Organisation

When our team members were gathered, we contacted our clients for our very first meeting to introduce each other and gather project requirements. As part of project initiation, we formed a group chat with the clients for easy communication, a project board on Trello for progress tracking and a repository on GitHub for easy sharing and viewing of code. Every part of the project is shared simultaneously with the clients and our teaching assistant so that they can monitor our contributions and progress easily.

Furthermore, we scheduled weekly meetings with the client to explain our completed tasks and seek constructive guidance if we have questions or issues. The weekly sessions also helped our clients to understand our levels of expertise and offer appropriate feedback. As we are working remotely both with the clients and our team members, we would delegate tasks among ourselves each week for teamwork and efficiency.

Research and Readings

Answering complex questions about tabular information is a challenging task. No two tables are the same and the answers can come in multiple forms and usually computed from a subset of cells. To begin our research the client suggested two papers that explored how a program would be able to answer natural language questions over tables and which parsing technique would be most beneficial.

TaPas (Table Parser) is one of two papers that explored this concept. TaPas is a question answering model that reasons over tables without generating logical forms. “TaPas effectively pre-trains over large scale data of text-tablepairs and successfully restores masked words and table cells.” The results showed that TaPas is better or on par compared to traditional semantic parsers.

The second paper explored TaBERT. TaBERT is a trained langage model (LM), built on a collection of 26 million large tables that learns natural language sentences and table structures. TaBERT is built on top of the BERT, a natural language processing (NLP) model and takes a combination of natural language queries and tables as input. TaBERT encodes only the subsets of the table that are more important to the query , this means TaBERT can handle large quantities of data.

Data Exploration

So far we have been collaborating with our client for a few weeks and all of the tasks given to us revolved around getting to know the basis of natural language processing, parsing the tabular data as well as searching for and generating relevant tabular data in order to train the model we are going to create.
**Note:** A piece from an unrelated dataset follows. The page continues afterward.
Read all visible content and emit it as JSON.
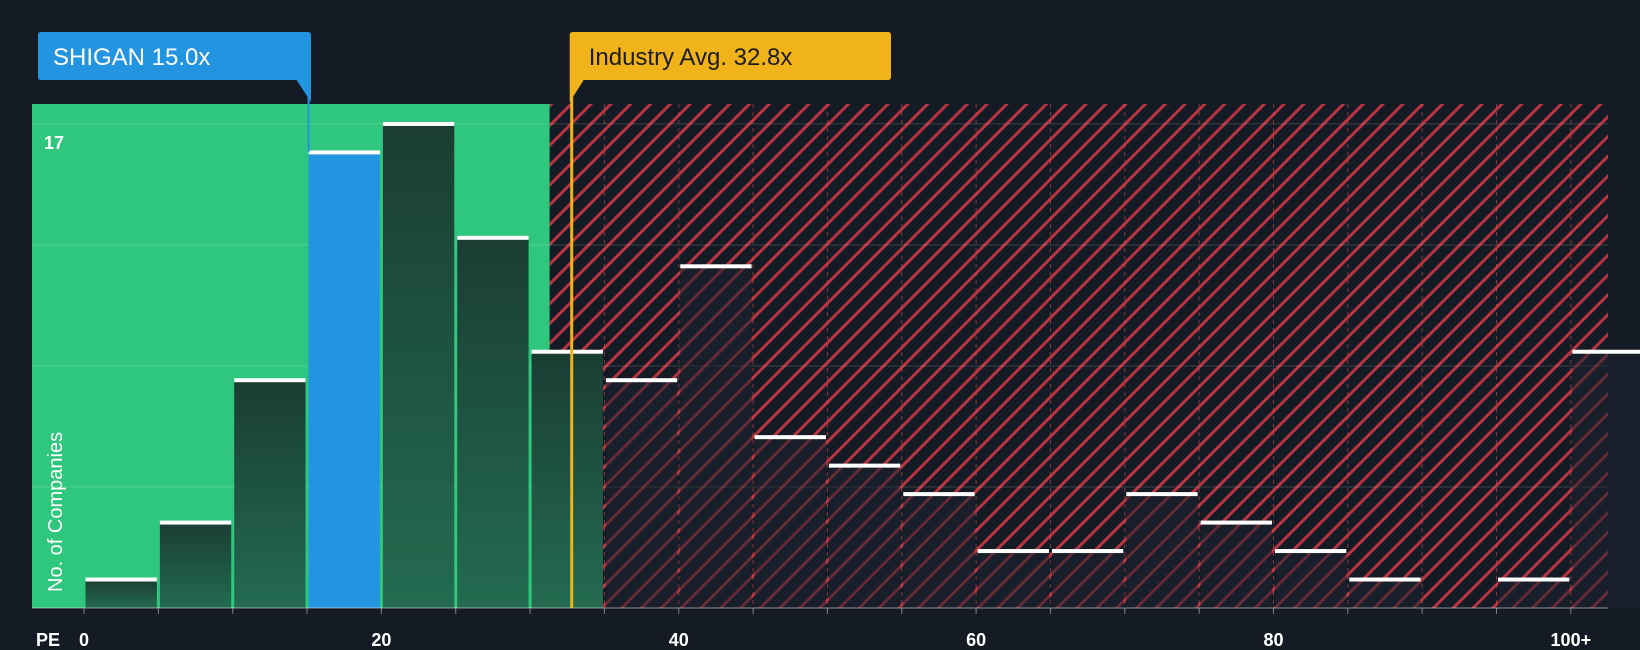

In order to provide a wide range of data for the training purposes, we chose 5 different kinds of lab results (such as blood testing, cytology, etc.). Next, we found 5 different results for each of the kind. Examples for particular testing were different not only in measurements, but also in what substances were measured and in what way. For example one blood test could measure glucose level while the other not. This way we ensure that the model will not be adjusted to only one type of reports.

When we had all the results converted to csv files we started generating new reports. There were 25 different reports and we generated 40 reports for each of the 25 templates. Summing up, 1000 reports were created. To quickly finish this task we used Python as a programming language.